Gözlerinizle gördüğünüz her şeyin gerçekliğinden ne kadar eminsiniz? Peki ya gördükleriniz aslında sadece zihninizin bir oyunuysa? İsviçreli doğabilimci Charles Bonnet’in dedesi Charles Lullin’in yaşadıkları, bu soruları derinlemesine düşünmemize sebep olmuştur. 89 yaşındaki Lullin, durup dururken etrafında kimsenin görmediğikuşları, binaları ve at arabalarını görmeye başlamıştı. Başlarda herkesin aklına yaşlılığa bağlı bunama ya da delilik olabileceği geldi ancak çok daha farklı bir gerçeğe işaret ediyordu: Lullin, gördüklerinin gerçek olmadığını görsel bir halisünasyon yaşadığını
biliyordu. Bu durumda da ne bunamış ne de delirmiş olabilirdi. Sonrasında torunu Bonnet tarafından tanımlanacak bir göz hastalığı olan “Bonnet Sendromu” yaşıyordu.

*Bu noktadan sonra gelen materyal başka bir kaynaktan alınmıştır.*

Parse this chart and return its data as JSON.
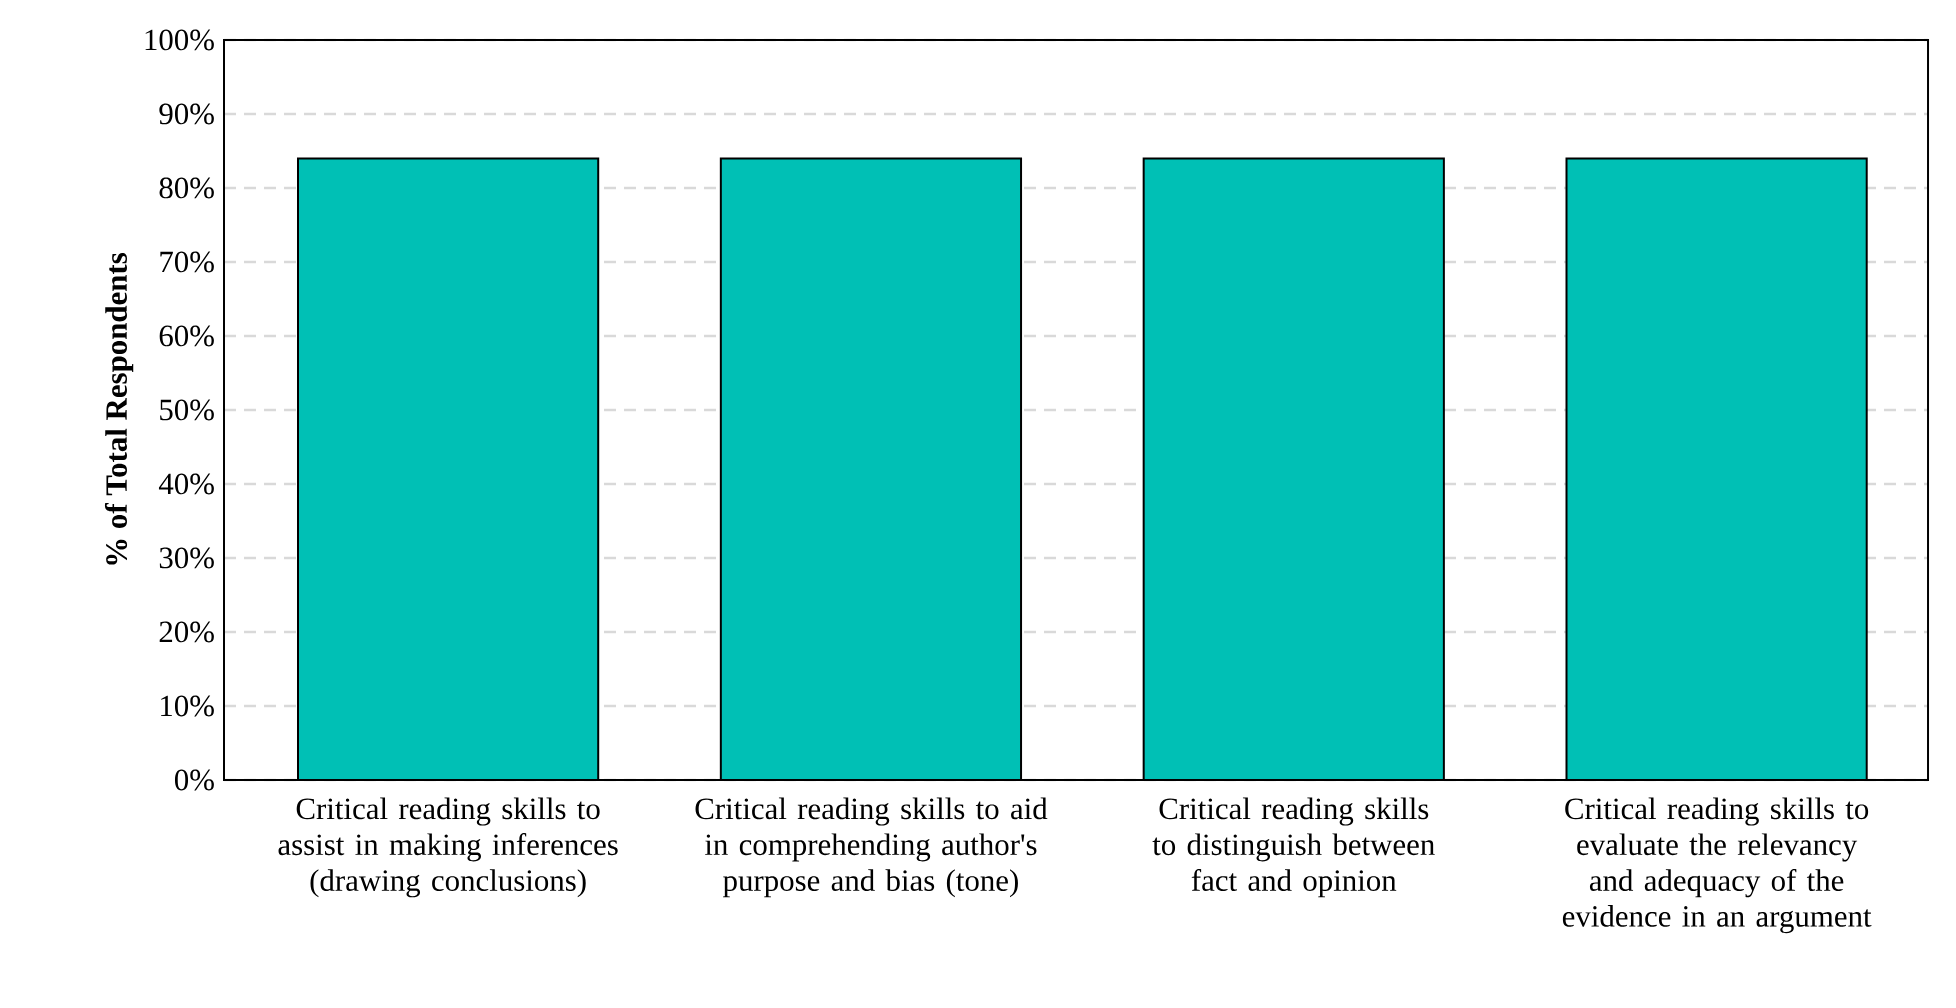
{
  "chart_data": {
    "type": "bar",
    "ylabel": "% of Total Respondents",
    "categories": [
      "Critical reading skills to assist in making inferences (drawing conclusions)",
      "Critical reading skills to aid in comprehending author's purpose and bias (tone)",
      "Critical reading skills to distinguish between fact and opinion",
      "Critical reading skills to evaluate the relevancy and adequacy of the evidence in an argument"
    ],
    "values": [
      84,
      84,
      84,
      84
    ],
    "color": "#00c0b5",
    "ylim": [
      0,
      100
    ],
    "yticks": [
      {
        "value": 0,
        "label": "0%"
      },
      {
        "value": 10,
        "label": "10%"
      },
      {
        "value": 20,
        "label": "20%"
      },
      {
        "value": 30,
        "label": "30%"
      },
      {
        "value": 40,
        "label": "40%"
      },
      {
        "value": 50,
        "label": "50%"
      },
      {
        "value": 60,
        "label": "60%"
      },
      {
        "value": 70,
        "label": "70%"
      },
      {
        "value": 80,
        "label": "80%"
      },
      {
        "value": 90,
        "label": "90%"
      },
      {
        "value": 100,
        "label": "100%"
      }
    ],
    "grid": "y"
  }
}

Sonraki araştırmalar, benzer deneyimler yaşayan başka kişileri de ortaya çıkardı. Görme bozukluğu olan bu kişiler, normalde hiç görmedikleri kadar net görüntüler görüyordu. Zihin hayata devam etmek için her şeyi yapıyordu ancak sendroma sahip olan kişilerin dünyayı algılama biçimleri de değişmiş olmalı. İlginç olan ise bu sendromun genellikle yalnız yaşayan veya sosyal etkileşimi zayıf olan bireylerde görüldüğü. Ayrıca, eğitim seviyesi yüksek ve yaratıcı becerilere sahip kişiler de bu deneyimleri yaşama eğilimindeydi. Kendini inşa etmeye çalışan insan, kabuğuna çekildikçe ve üretmeye çalıştıkça hayal dünyasında mı yaşamaya başlıyor? Gerçek sandığımız şeyler ne kadar gerçek? Ortak bir gerçeklikten bahsediyorsak, bunun ne kadar ortak olduğu tartışma konusu haline geliyordu. Hatta bunun paralel evrenlerle bir ilgisi olabileceği, bu hastalığa sahip olanların başka evrenlerden gelen görüntüler olabileceği gibi fikirler de ortaya atıldı.
Tüm bunlar, gerçekliğin ne olduğuna dair algımızı sorgulamamıza neden oluyor.Peki bu nasıl mümkün olabilirdi? O halde, gördüklerimize ne kadar güvenebiliriz? Belki de dünyayı algılama şeklimiz, sandığımızdan çok daha büyük bir bilinmezlik barındırıyor.